The build-up to the election has already seen incendiary rhetoric directed at political opponents on all sides and has prompted the European Union to issue a warning that parties should uphold mutual respect, dialogue and restraint and avoid hate speech.

“Transparent, inclusive, and free and fair elections, as well as respecting the results, are crucial in guaranteeing the legitimacy of the new Assembly and government. We trust that the respective Albanian institutions and political actors will act in compliance with international standards and decisions of the Central Election Commission,” an EU statement read.

There has also been a focus on criminality in Albania’s political realm, with a call for candidates with criminal records or links to organised crime to be banned from running in the election.

COVID-19 has also complicated the build-up to the April 25 poll, with calls for the restriction of mass gatherings and public rallies. But on Thursday night, the streets of towns and cities across Albania echoed with the sounds of supporters heading for public squares.

Both Basha and Rama chose to launch their campaigns with rallies in the same city, with Basha addressing a huge crowd in his opening speech.

Dena Ristani
Albania’s prime minister Edi Rama speaks to supporters.Dena Ristani

The SP and DP have both put economic recovery at the heart of their political programmes. The SP has promised a wage hike for teachers and medics as well as infrastructure projects such as new road construction, a new train line between Durres and Tirana and a leisure port at Durres.

The DP meanwhile has promised changes to the country’s taxation system, as well as increases in wages and pensions. The party has also committed to infrastructure projects including road connections that would better connect Albania with its neighbours.

Third mandate

In his speech, Rama warned that a vote for his rivals would be a step backward and asked for a third mandate, having won the last two elections, to continue his work.

“The third mandate is for Albania so that it never goes back to the state it was several years ago because with the third mandate we will move forward with the reforms and the opposite will mean a loss of all these efforts and sacrifices we have made,” he said.

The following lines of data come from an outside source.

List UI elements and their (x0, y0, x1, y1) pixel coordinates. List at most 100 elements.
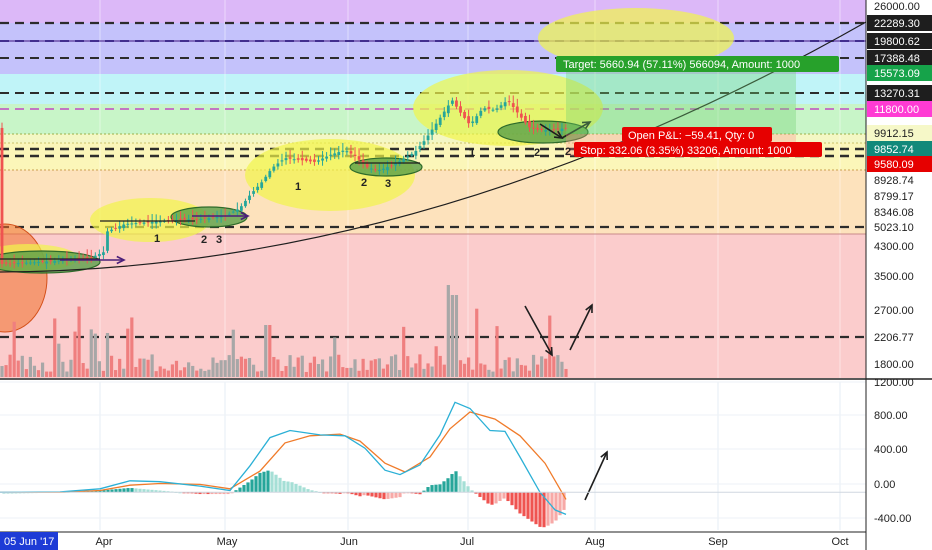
candle-body (487, 106, 491, 109)
volume-bar (182, 367, 187, 377)
volume-bar (158, 366, 162, 377)
volume-bar (264, 325, 268, 377)
candle-body (544, 130, 548, 132)
macd-histogram-bar (386, 492, 390, 499)
macd-histogram-bar (518, 492, 522, 514)
cursor-date-label: 05 Jun '17 (4, 536, 54, 548)
candle-body (179, 219, 182, 221)
volume-bar (491, 371, 495, 377)
volume-bar (458, 360, 463, 377)
candle-body (499, 105, 503, 108)
volume-bar (389, 356, 394, 377)
macd-histogram-bar (226, 492, 230, 495)
volume-bar (138, 358, 142, 377)
candle-body (20, 262, 24, 264)
candle-body (280, 160, 284, 162)
price-level-label: 8346.08 (874, 207, 914, 219)
macd-histogram-bar (262, 471, 266, 493)
candle-body (349, 151, 353, 154)
candle-body (102, 252, 105, 256)
macd-histogram-bar (354, 492, 358, 496)
macd-histogram-bar (190, 492, 194, 494)
price-level-box (867, 156, 932, 172)
trend-curve (0, 21, 867, 273)
macd-histogram-bar (454, 471, 458, 493)
volume-bar (211, 357, 215, 377)
volume-bar (511, 371, 515, 377)
candle-body (414, 150, 418, 156)
volume-bar (8, 354, 12, 377)
volume-bar (320, 359, 325, 377)
macd-histogram-bar (390, 492, 394, 499)
volume-bar (53, 318, 57, 377)
candle-body (252, 191, 255, 194)
price-level-label: 22289.30 (874, 18, 920, 30)
candle-body (199, 218, 203, 220)
candle-body (556, 128, 560, 130)
candle-body (386, 167, 389, 171)
volume-bar (65, 371, 69, 377)
macd-tick-label: 800.00 (874, 410, 908, 422)
candle-body (503, 102, 507, 107)
volume-bar (231, 329, 235, 377)
macd-histogram-bar (374, 492, 378, 498)
candle-body (264, 176, 268, 182)
price-level-label: 5023.10 (874, 222, 914, 234)
candle-body (528, 121, 531, 128)
candle-body (239, 206, 243, 211)
macd-histogram-bar (126, 488, 130, 493)
macd-histogram-bar (558, 492, 562, 516)
candle-body (430, 129, 434, 135)
macd-histogram-bar (110, 489, 114, 493)
macd-histogram-bar (550, 492, 554, 524)
macd-histogram-bar (394, 492, 398, 498)
down-arrow (539, 123, 563, 139)
volume-bar (215, 362, 219, 377)
macd-histogram-bar (338, 492, 342, 494)
macd-histogram-bar (306, 489, 310, 493)
volume-bar (552, 356, 556, 377)
volume-bar (548, 315, 552, 377)
candle-body (183, 217, 186, 220)
candle-body (333, 153, 337, 156)
candle-body (463, 111, 466, 118)
candle-body (41, 260, 44, 262)
candle-body (418, 146, 422, 150)
price-level-box (867, 50, 932, 66)
volume-bar (36, 370, 41, 377)
volume-bar (101, 370, 106, 377)
macd-histogram-bar (90, 490, 94, 493)
candle-body (536, 127, 539, 130)
candle-body (89, 257, 93, 259)
candle-body (426, 135, 430, 141)
long-position-tool[interactable]: Target: 5660.94 (57.11%) 566094, Amount:… (556, 56, 839, 157)
volume-bar (243, 358, 248, 377)
candle-body (235, 209, 239, 212)
pnl-label-box (622, 127, 772, 142)
macd-histogram-bar (222, 492, 226, 495)
candle-body (406, 156, 410, 158)
candle-body (519, 113, 523, 118)
price-level-label: 9912.15 (874, 128, 914, 140)
wave-ellipses (0, 8, 734, 333)
macd-histogram-bar (134, 488, 138, 493)
volume-bar (341, 367, 345, 377)
volume-up-arrow-head (585, 303, 593, 314)
macd-histogram-bar (438, 484, 442, 493)
candle-body (215, 216, 219, 219)
macd-histogram-bar (490, 492, 494, 505)
macd-histogram-bar (102, 490, 106, 493)
candle-body (524, 115, 527, 123)
volume-bar (333, 337, 337, 377)
volume-bar (462, 363, 467, 377)
volume-bar (150, 354, 154, 377)
wave-label: 1 (154, 233, 160, 245)
candle-body (158, 221, 162, 223)
drawings (0, 21, 867, 501)
volume-bar (296, 357, 300, 377)
candle-body (455, 100, 458, 107)
volume-bar (361, 358, 365, 377)
volume-bar (418, 354, 422, 377)
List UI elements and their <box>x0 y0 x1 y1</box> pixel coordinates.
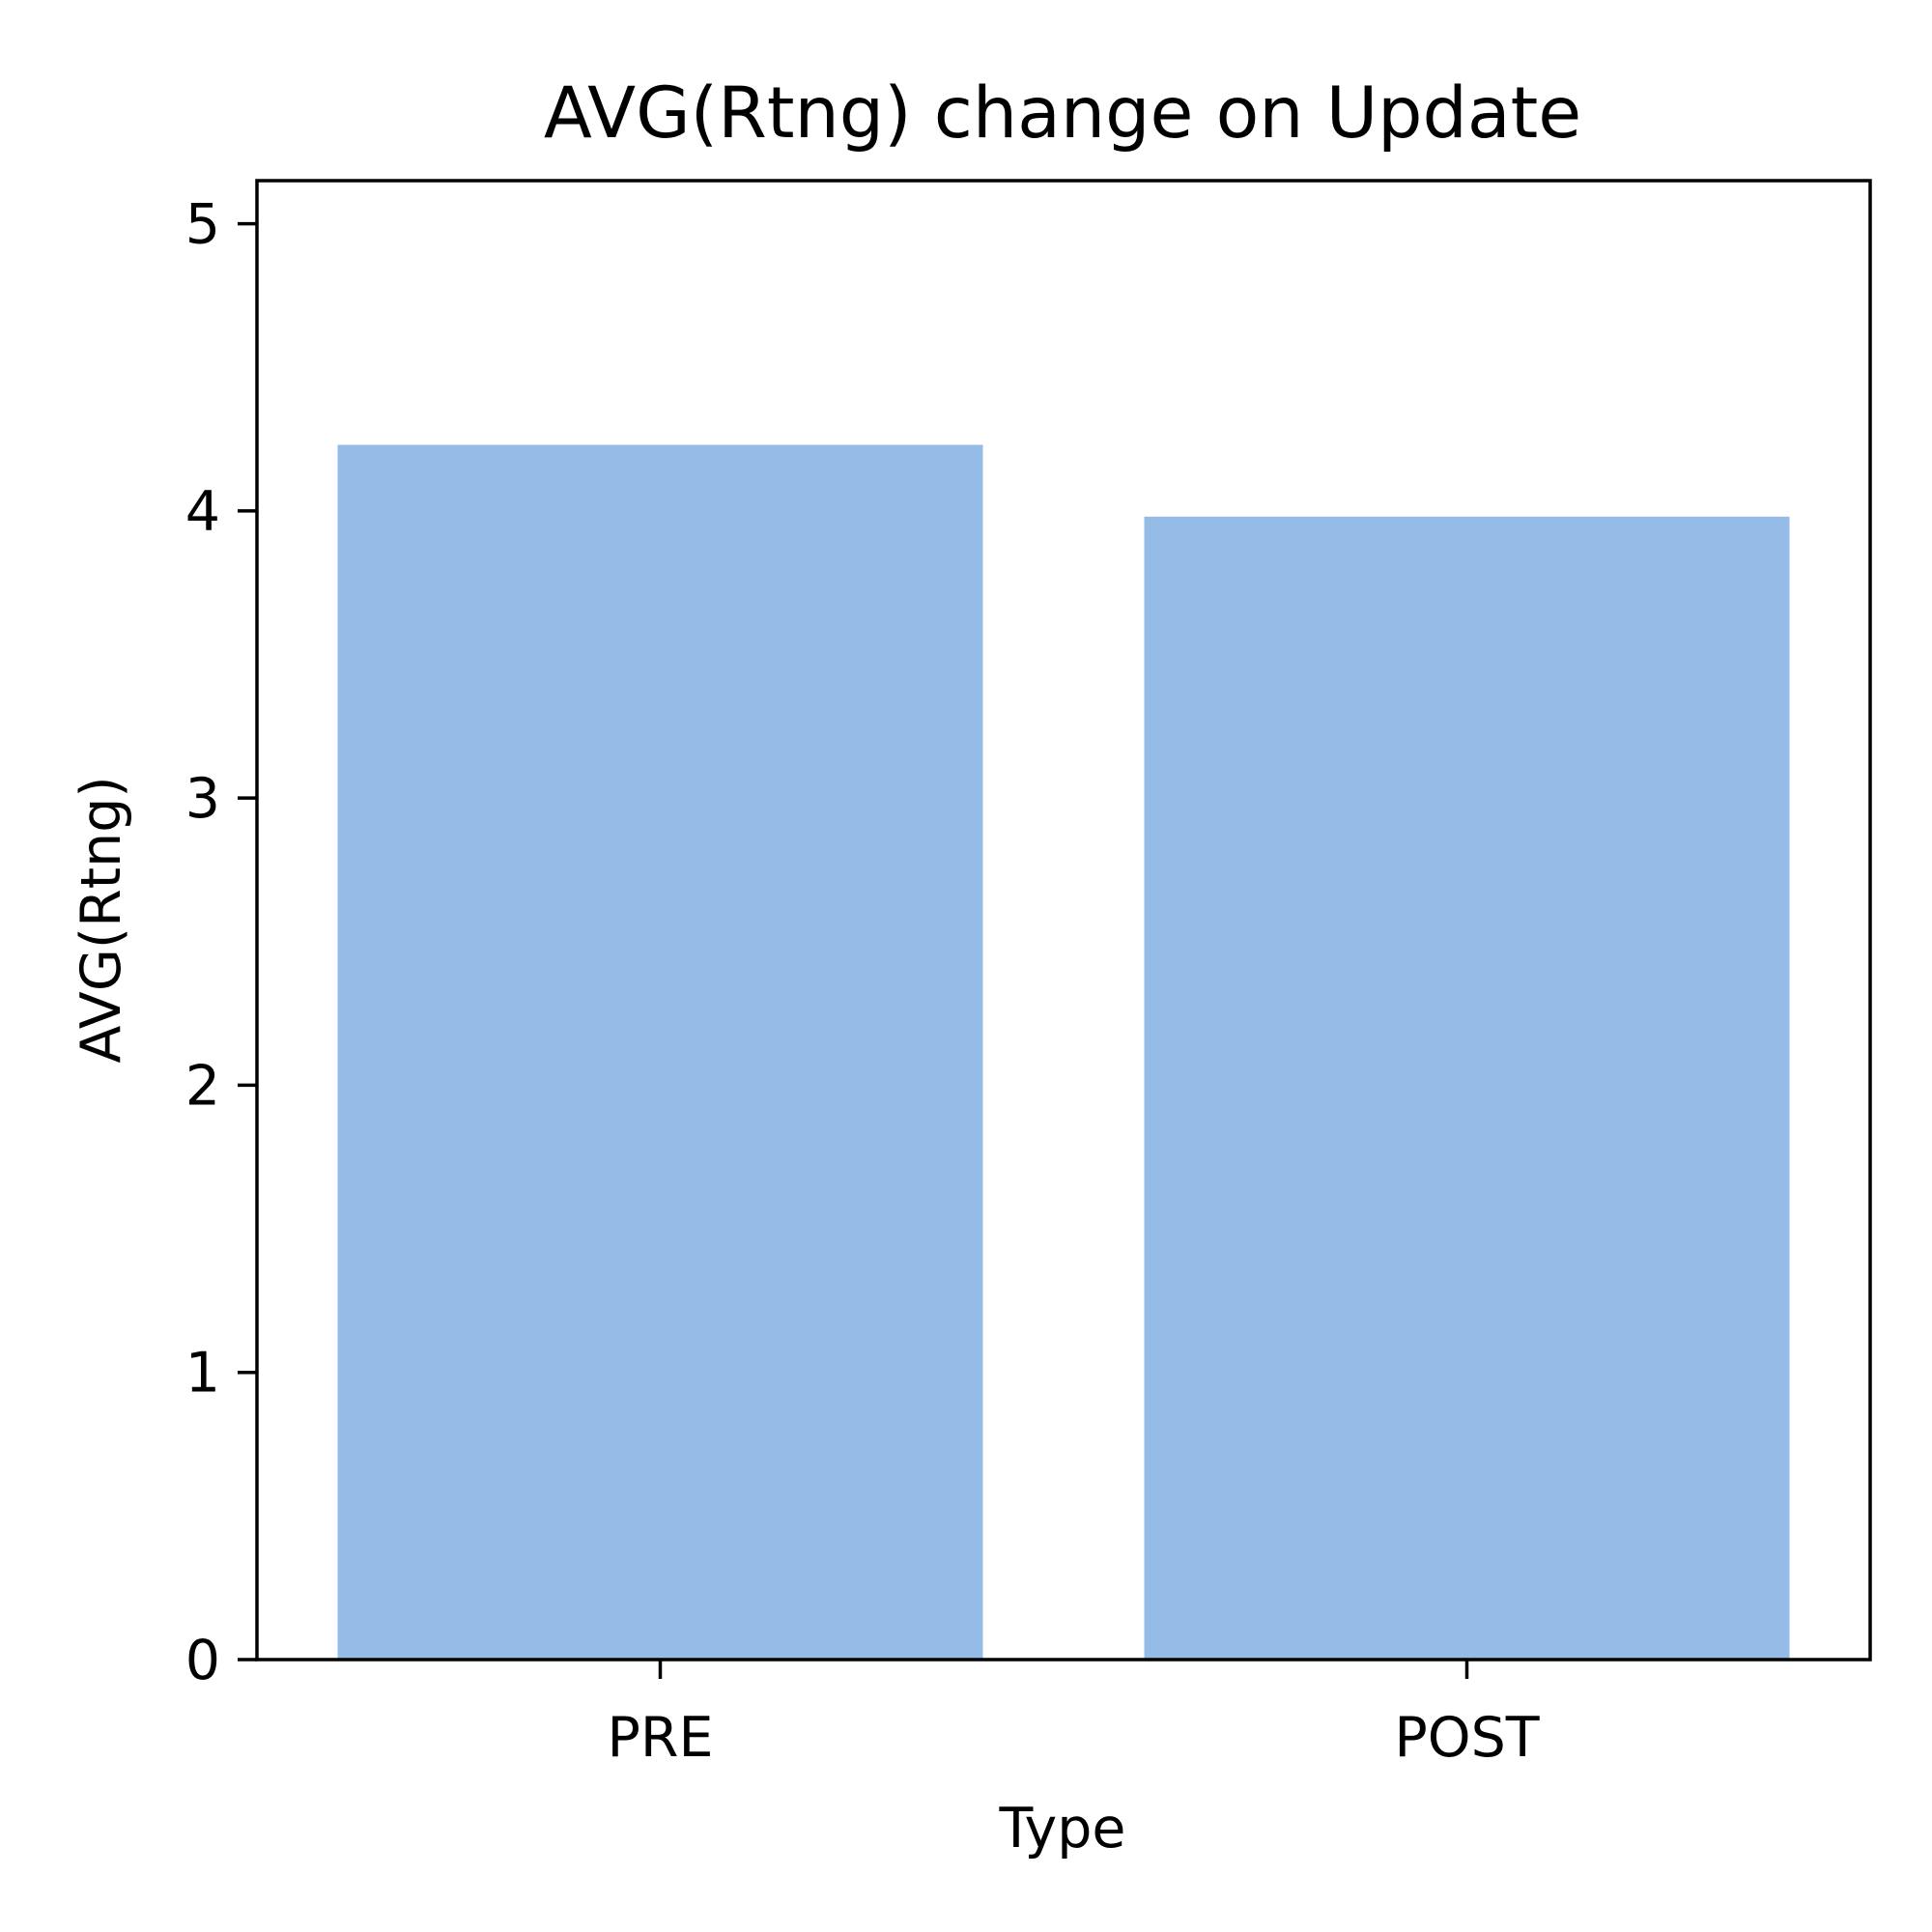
plot-frame <box>255 179 1872 1662</box>
chart-title: AVG(Rtng) change on Update <box>544 72 1581 155</box>
plot-area <box>337 444 1790 1660</box>
x-tick-label: PRE <box>608 1706 714 1770</box>
x-tick-label: POST <box>1394 1706 1539 1770</box>
y-tick-label: 3 <box>185 767 220 831</box>
y-axis: 0 1 2 3 4 5 <box>185 193 257 1692</box>
y-tick-label: 5 <box>185 193 220 257</box>
y-tick-label: 2 <box>185 1054 220 1118</box>
y-axis-label: AVG(Rtng) <box>70 776 133 1063</box>
x-axis-label: Type <box>999 1797 1126 1861</box>
y-tick-label: 4 <box>185 480 220 544</box>
y-tick-label: 0 <box>185 1629 220 1692</box>
x-axis: PRE POST <box>608 1660 1540 1770</box>
y-tick-label: 1 <box>185 1342 220 1406</box>
bar-post <box>1144 516 1790 1660</box>
bar-pre <box>337 444 983 1660</box>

Basha, meanwhile, claimed that he would advance the country’s path to EU membership. He has accused Rama of paralysing the country during his two mandates.

“I stand here in front of you to announce another mission, that if elected PM, my first and foremost duty will be that of Albania’s EU integration,” he said.

“We must stop the poverty that has gotten hold of this country at all costs. The evil that has stolen what God has generously given Albania. We are fighting against a group of people that would do anything to stay in power.”

April’s election will be the first to be held since reforms to Albania’s electoral code, including the introduction of preferential votes for candidates in party lists, as well as the introduction of electronic voter identification which will be piloted in a district of the capital, Tirana.

Changes further strengthen penalties in case of use of public assets during the campaign as well as violations such as vote-buying or other electoral offenses.


How will Albania vote?

National surveys conducted by Euronews Albania together with international survey agency MRB found that the majority of Albanian citizens believed the Socialist Party will come in first place, but the difference between SP and DP has considerably narrowed.

Asked who they would cast their vote:

Socialist Party (SP) – 41.3% of the ballot

Democratic Party (DP) – 30.8% of the ballots

Socialist Movement for Integration (SMI) - 7.6% of the ballots


Party for Justice Integration and Unity (PDIU) – 1.3% of the ballots

Undecided voters, implying respondents that said that they will not vote, do not know, or refused to answer were measured at 17.9%, a rising trend compared to the findings of the two previous surveys where undecided voters were measured respectively at 16.1% and 17%.